Patti Watters, Chair of Instrumental Music, acted as emcee. She, Conductor Phelps and soloist Ilyashov with the entire orchestra offered the community a wonderful experience.


Die Zauberflöte Staged by Governor's School for the Arts

Conductor/Director Alan Fischer led the GSA Opera Orchestra of twenty players in a delightful production of Mozart's fantasy tale of a magic flute on May 8 and 9 at ODU's University Theater. The staging was simple and effective, a three-sided surround with wide doors on each white wall. Using projected bold designs and washes of color he created moods that helped tell the story as an uninterrupted flow of action. This straightforward, simplified staging allowed the plot to emerge with greater clarity than I've experienced in any other production.

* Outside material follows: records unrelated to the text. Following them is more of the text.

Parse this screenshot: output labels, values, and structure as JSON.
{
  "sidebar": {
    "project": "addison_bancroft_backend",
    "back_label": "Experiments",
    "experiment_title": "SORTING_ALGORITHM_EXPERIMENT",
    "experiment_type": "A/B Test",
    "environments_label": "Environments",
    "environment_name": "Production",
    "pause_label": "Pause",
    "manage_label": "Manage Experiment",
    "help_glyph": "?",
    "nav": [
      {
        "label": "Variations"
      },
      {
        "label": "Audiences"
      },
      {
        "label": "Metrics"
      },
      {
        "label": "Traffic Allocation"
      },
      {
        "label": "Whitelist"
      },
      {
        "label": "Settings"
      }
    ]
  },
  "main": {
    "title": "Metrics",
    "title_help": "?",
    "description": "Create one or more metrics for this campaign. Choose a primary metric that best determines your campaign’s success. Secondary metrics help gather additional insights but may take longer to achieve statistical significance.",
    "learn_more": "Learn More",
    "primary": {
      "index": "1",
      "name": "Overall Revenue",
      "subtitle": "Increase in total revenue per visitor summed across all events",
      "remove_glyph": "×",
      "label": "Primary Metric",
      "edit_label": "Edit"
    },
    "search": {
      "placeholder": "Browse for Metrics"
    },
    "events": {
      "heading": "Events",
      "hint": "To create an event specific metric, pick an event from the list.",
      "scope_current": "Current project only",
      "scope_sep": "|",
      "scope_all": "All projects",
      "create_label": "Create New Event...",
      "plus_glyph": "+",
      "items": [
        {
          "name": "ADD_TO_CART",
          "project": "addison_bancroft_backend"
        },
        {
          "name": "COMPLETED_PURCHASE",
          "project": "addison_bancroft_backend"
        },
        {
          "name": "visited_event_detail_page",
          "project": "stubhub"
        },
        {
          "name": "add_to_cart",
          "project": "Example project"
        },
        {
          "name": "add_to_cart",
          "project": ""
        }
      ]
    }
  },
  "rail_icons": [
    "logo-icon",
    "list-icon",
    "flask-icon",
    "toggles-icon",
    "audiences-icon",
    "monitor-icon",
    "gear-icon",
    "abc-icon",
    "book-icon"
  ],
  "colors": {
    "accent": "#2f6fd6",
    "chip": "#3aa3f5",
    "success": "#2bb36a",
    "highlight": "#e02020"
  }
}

In the first scene Tamino (Kelvin Gooding) is pursued by a fierce monster and is saved by Three Ladies, Attendants to the Queen of the Night. On May 8th the ladies were Courtney Johnson, Kamaren Holloway and LaTetra Lewis, all graduating seniors and terrific in their roles. The following night's performance featured Katie Grant, Tatyanna Johnson and Katherine May, also graduating seniors. The level of professional polish in these roles by high school seniors was amazing. They could walk on any stage, anywhere and measure up. I had never focused on what a large role the Three Ladies play in the story and was pleased they appeared in so many scenes.

They flirt and compete for the young Prince Tamino's attention. Once they leave to tell the Queen, the birdcatcher Papageno, played by Brandon Bell, takes credit for slaying the monster, only to have his lips locked by the returning Ladies. The Queen, played by Madeline LaRossa, (Morgan Melville, May 9th) comes, takes one look at the handsome prince and charges him with a mission to rescue her daughter Pamina, played by senior Heather Yarborough May 8 and Alexandra Braham - May 9.

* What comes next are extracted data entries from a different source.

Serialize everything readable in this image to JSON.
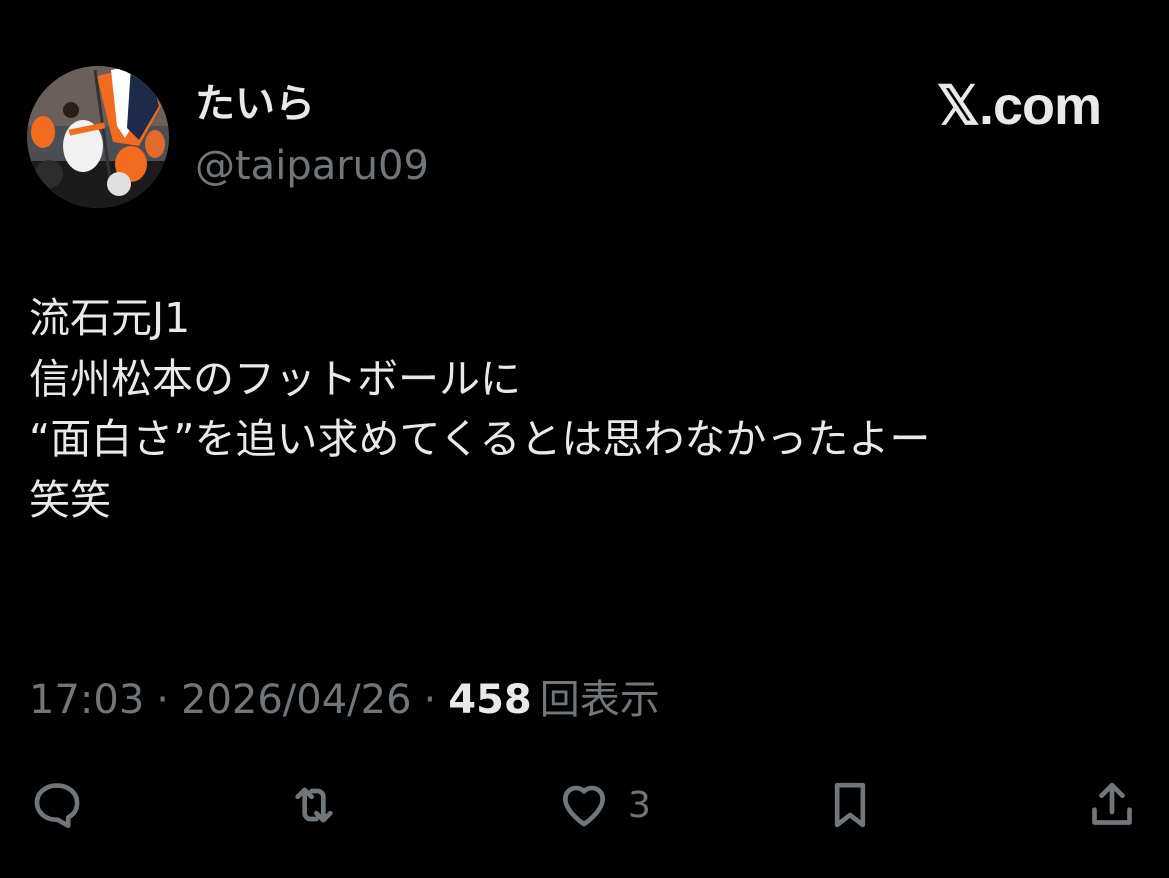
{
  "user": {
    "display_name": "たいら",
    "handle": "@taiparu09"
  },
  "brand": "𝕏.com",
  "tweet": {
    "lines": [
      "流石元J1",
      "信州松本のフットボールに",
      "“面白さ”を追い求めてくるとは思わなかったよー",
      "笑笑"
    ]
  },
  "meta": {
    "time": "17:03",
    "separator": "·",
    "date": "2026/04/26",
    "views_count": "458",
    "views_label": "回表示"
  },
  "actions": {
    "reply_icon": "reply-icon",
    "retweet_icon": "retweet-icon",
    "like_icon": "heart-icon",
    "like_count": "3",
    "bookmark_icon": "bookmark-icon",
    "share_icon": "share-icon"
  },
  "colors": {
    "background": "#000000",
    "primary_text": "#e7e9ea",
    "secondary_text": "#71767b",
    "avatar_accent": "#f26b1f"
  }
}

From here a tale of a brotherhood, temple ritual and initiation into sacred mysteries unfolds. The life of the spirit and intellect, represented by the Prince and Princess are sharply contrasted to the spontaneous, sensual life of the good-humored, fun-loving birdcatcher in his camouflage feathers. The Queen of the Night is an angry, vengeful person competing for control with Pamina's father Sarastro who runs the Temple of the Sun.

Papageno's trial fits his character - he is to keep quiet. He cannot, and talks to a flirtatious old woman played by Shondera Willis. Eventually he decides an ugly, old wife is better than none. Afer the old woman removes her disguise he sees his ideal Papagena and they sing of a brood of many, happy children. Several suicides are headed off. Caverns of fire and then water are traversed by the royal couple, protected by the magic flute and they are eventually wed in the temple. The Queen of the Night, her Three Ladies and the lecherous Monostatos are banished to the depths of the earth - a great waste of vocal talent, if you ask me!

Thirty-seven singers took a curtain call. For the second performance other singers from this group filled the principal roles while tonight's stars rotate to the chorus. So much fine stage experience prepares some of them for college and a life in music and others become choristers and listeners who know what it's all about. The other graduating seniors were Jonathan Champ as Speaker on May 8 and Victoria Francis as Second Priest and Armored Man in both performances. The entire cast put heart and soul into bringing us an excellent evening. But mentioning everyone by name would, I fear overtax our readers.